Question

Given the following set of scores \[ X: 10,12,6,8,9,11,13,13,5,0,1 \] What is the value of \( \sum(X-\bar{X}) \) a. \( 4.54 \) b. 0 c. 206 d. 1

Answer 1

The sum of the deviations of each score from the mean
`(\( \bar{X} \))` in the given set is 206, indicating the overall dispersion of scores from the mean.

c. 206

Step-by-step explanation:

The given expression
`\( \sum(X-\bar{X}) \) represents the sum of the deviations of individual scores from the mean (\( \bar{X} \)).
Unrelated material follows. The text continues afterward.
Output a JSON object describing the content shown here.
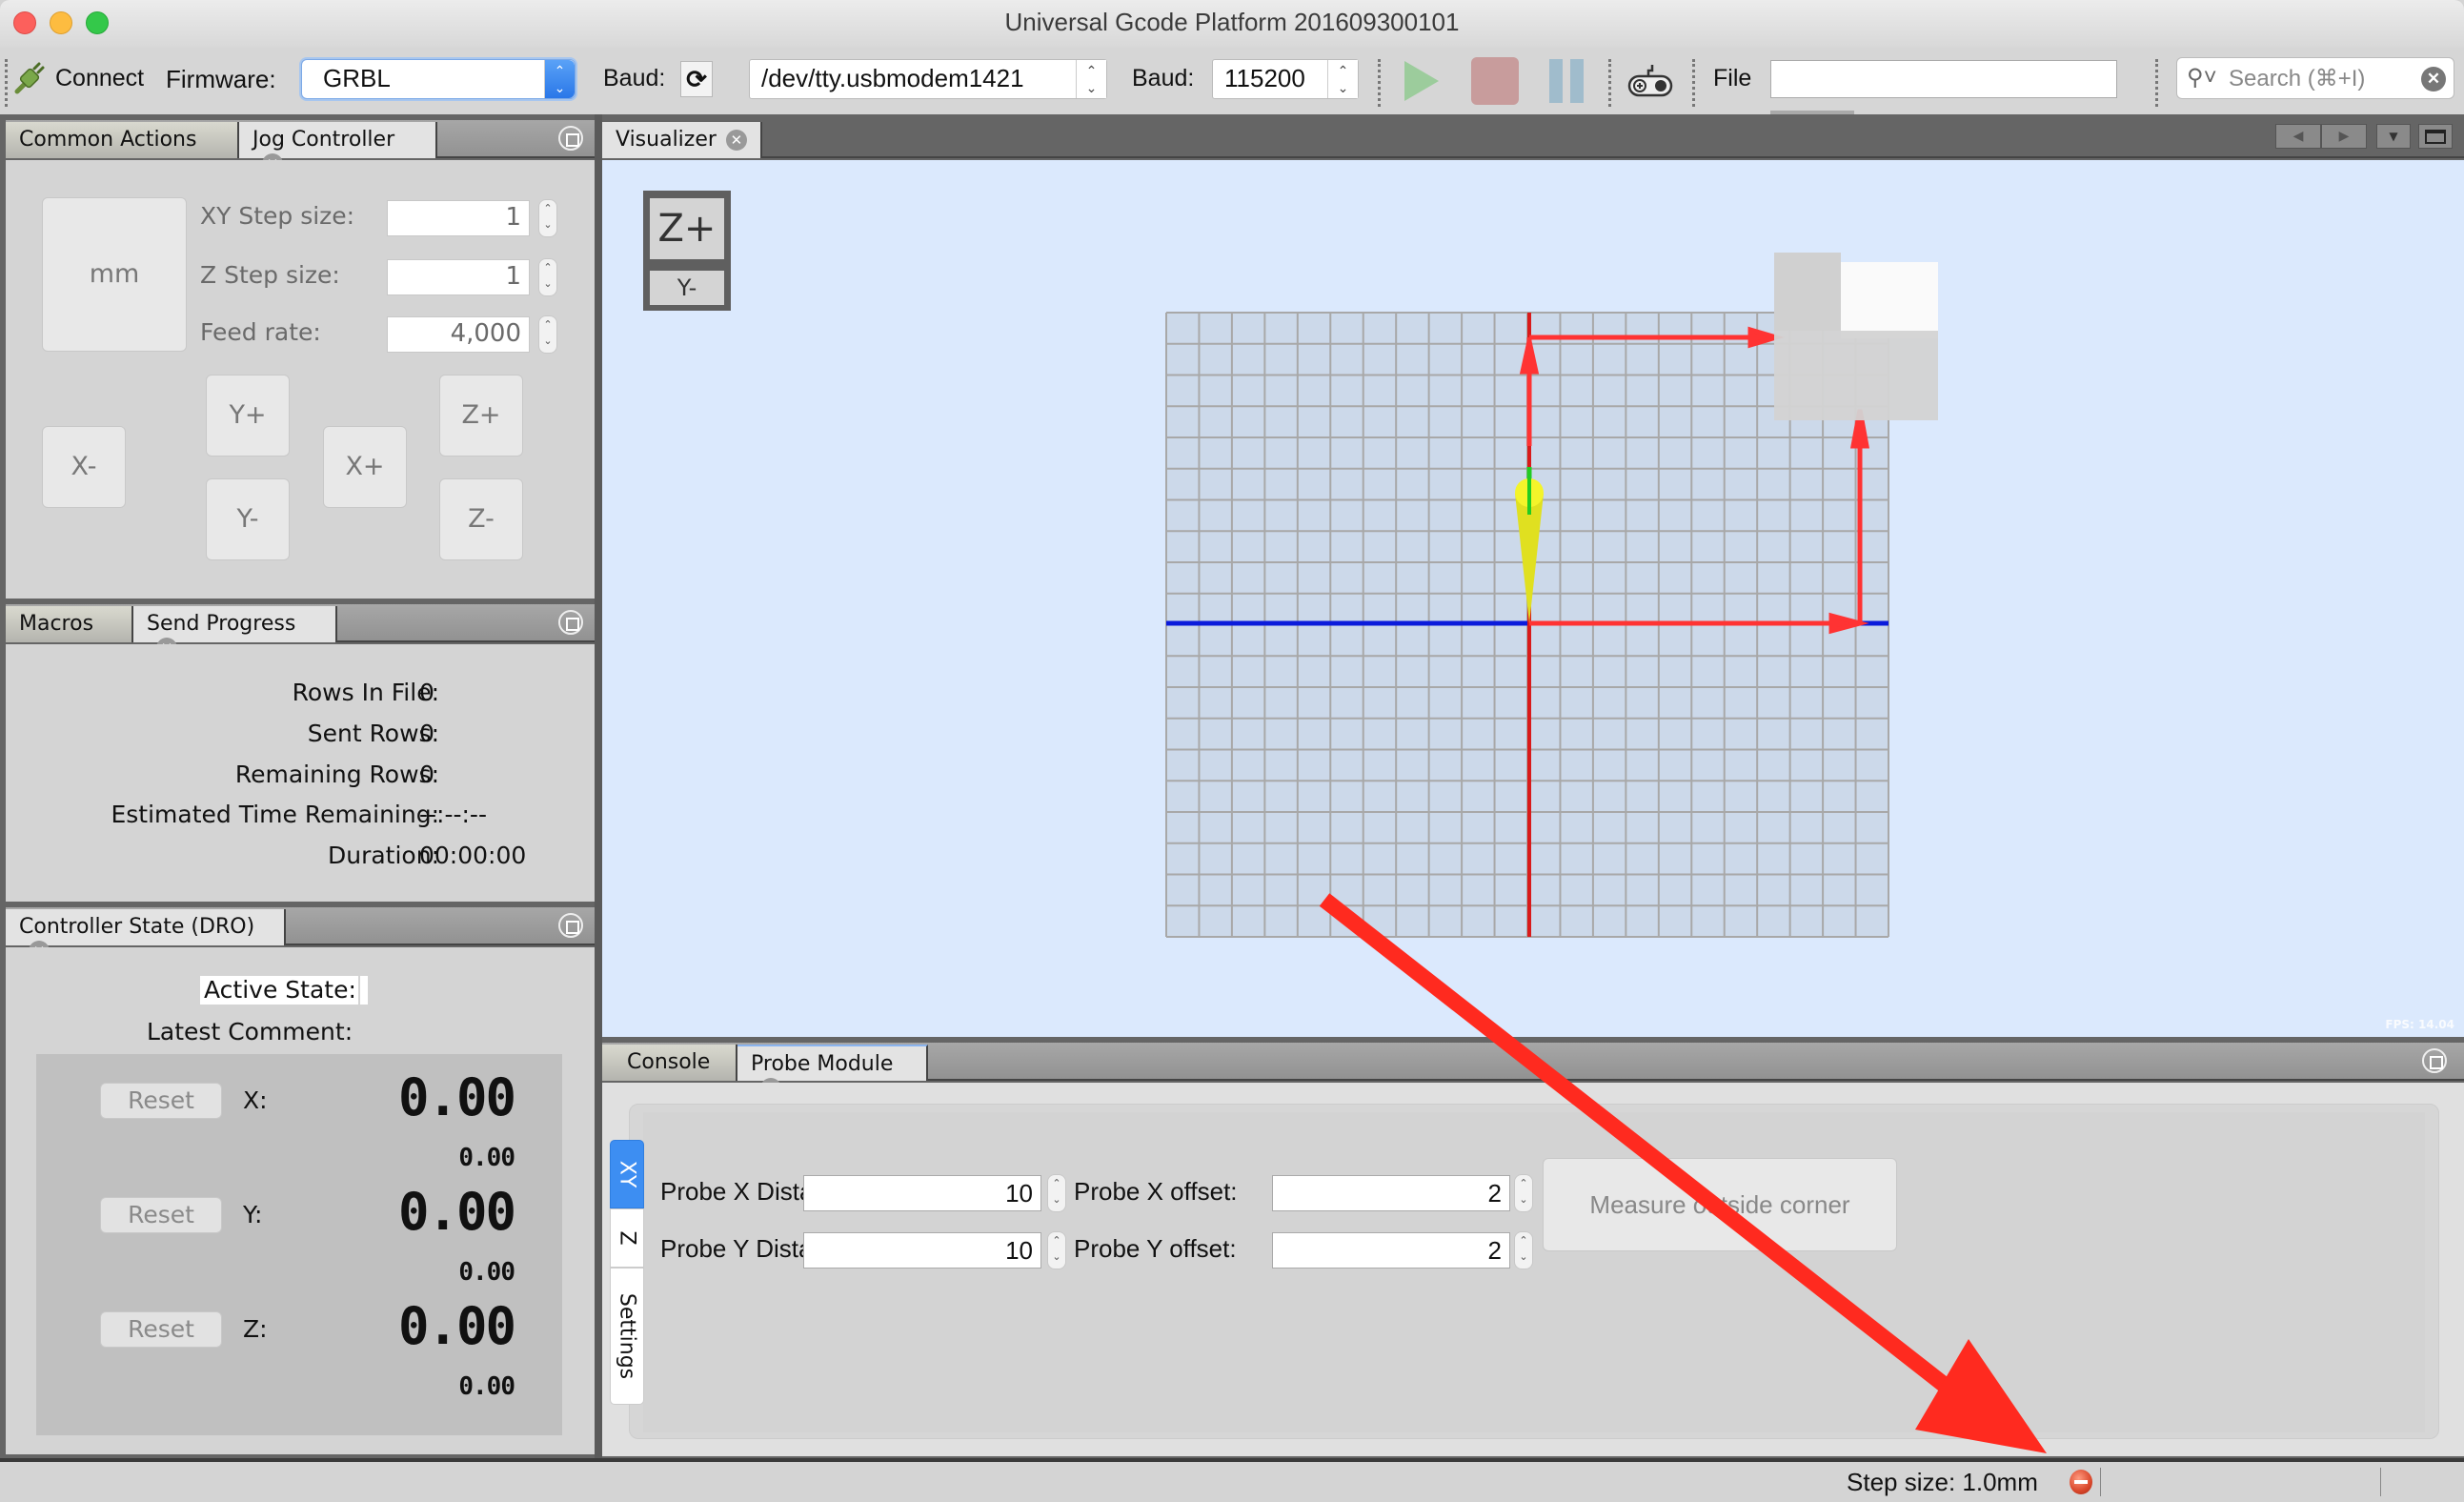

First, calculate the mean (\( \bar{X} \))`of the given set of scores, which is the sum of all scores divided by the number of scores:

`\[ \bar{X} = (10+12+6+8+9+11+13+13+5+0+1)/(11) = (88)/(11) = 8 \]`

Now, substitute the mean into the expression
`\( \sum(X-\bar{X}) \)`and simplify:

`\[ \sum(X-\bar{X}) = (10-8) + (12-8) + (6-8) + (8-8) + (9-8) + (11-8) + (13-8) + (13-8) + (5-8) + (0-8) + (1-8) \]\[ = 2 + 4 -2 + 0 + 1 + 3 + 5 + 5 -3 -8 -7 = 206 \]`

Therefore, the correct answer is option c, 206, as it represents the sum of the deviations of individual scores from the mean in the given set. This value gives an indication of the overall dispersion of the scores from the mean.